If I understand correctly, if CMPXCHG won't use a memory barrier, then the whole lock acquisition procedure won't be fair since it's highly likely that the thread that was the first to acquire the lock, will be the one that will acquire all of following locks. Did I understand correctly, or am I missing out on something here?
Edit: The main question is actually whether calling to CompareExchange will cause a memory barrier before attempting to read m_state's value. So whether assigning 0 will be visible to all of the threads when they try to call CompareExchange again.
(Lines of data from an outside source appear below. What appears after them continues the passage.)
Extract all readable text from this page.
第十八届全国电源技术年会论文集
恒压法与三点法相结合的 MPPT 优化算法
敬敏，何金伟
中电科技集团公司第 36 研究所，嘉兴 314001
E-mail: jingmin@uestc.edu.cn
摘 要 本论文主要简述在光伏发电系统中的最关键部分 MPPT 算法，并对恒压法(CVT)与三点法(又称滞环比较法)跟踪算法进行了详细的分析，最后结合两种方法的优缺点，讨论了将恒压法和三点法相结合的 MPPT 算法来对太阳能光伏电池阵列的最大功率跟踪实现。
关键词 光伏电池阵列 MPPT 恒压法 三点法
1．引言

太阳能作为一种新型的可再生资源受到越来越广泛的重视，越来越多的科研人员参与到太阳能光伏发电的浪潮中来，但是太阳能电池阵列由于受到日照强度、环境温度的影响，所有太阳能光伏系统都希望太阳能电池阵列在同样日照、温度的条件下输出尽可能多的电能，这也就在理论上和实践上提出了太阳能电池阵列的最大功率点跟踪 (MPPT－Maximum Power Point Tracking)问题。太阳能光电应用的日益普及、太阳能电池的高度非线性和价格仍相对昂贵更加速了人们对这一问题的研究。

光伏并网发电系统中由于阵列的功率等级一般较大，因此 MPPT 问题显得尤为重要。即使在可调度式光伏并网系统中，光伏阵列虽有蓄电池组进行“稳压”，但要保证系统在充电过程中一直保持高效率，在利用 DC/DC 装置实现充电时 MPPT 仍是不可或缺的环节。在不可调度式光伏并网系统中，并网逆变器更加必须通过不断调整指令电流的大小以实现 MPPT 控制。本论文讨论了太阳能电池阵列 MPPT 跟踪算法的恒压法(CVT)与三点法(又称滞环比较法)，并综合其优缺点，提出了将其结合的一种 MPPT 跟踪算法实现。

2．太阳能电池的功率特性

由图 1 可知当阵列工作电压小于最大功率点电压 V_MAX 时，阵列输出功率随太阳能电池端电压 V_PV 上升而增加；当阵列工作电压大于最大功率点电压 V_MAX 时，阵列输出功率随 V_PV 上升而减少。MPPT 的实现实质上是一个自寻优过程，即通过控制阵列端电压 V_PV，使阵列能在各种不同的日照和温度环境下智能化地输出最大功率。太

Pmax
Any x86 instruction that has lock prefix has full memory barrier. As shown Abel's answer, Interlocked* APIs and CompareExchanges use lock-prefixed instruction such as lock cmpxchg
. So, it implies memory fence.
Yes, Interlocked.CompareExchange uses a memory barrier.
Why? Because x86 processors did so. From Intel's Volume 3A: System Programming Guide Part 1, Section 7.1.2.2:
For the P6 family processors, locked operations serialize all outstanding load and store operations (that is, wait for them to complete). This rule is also true for the Pentium 4 and Intel Xeon processors, with one exception. Load operations that reference weakly ordered memory types (such as the WC memory type) may not be serialized.
volatile
has nothing to do with this discussion. This is about atomic operations; to support atomic operations in CPU, x86 guarantees all previous loads and stores to be completed.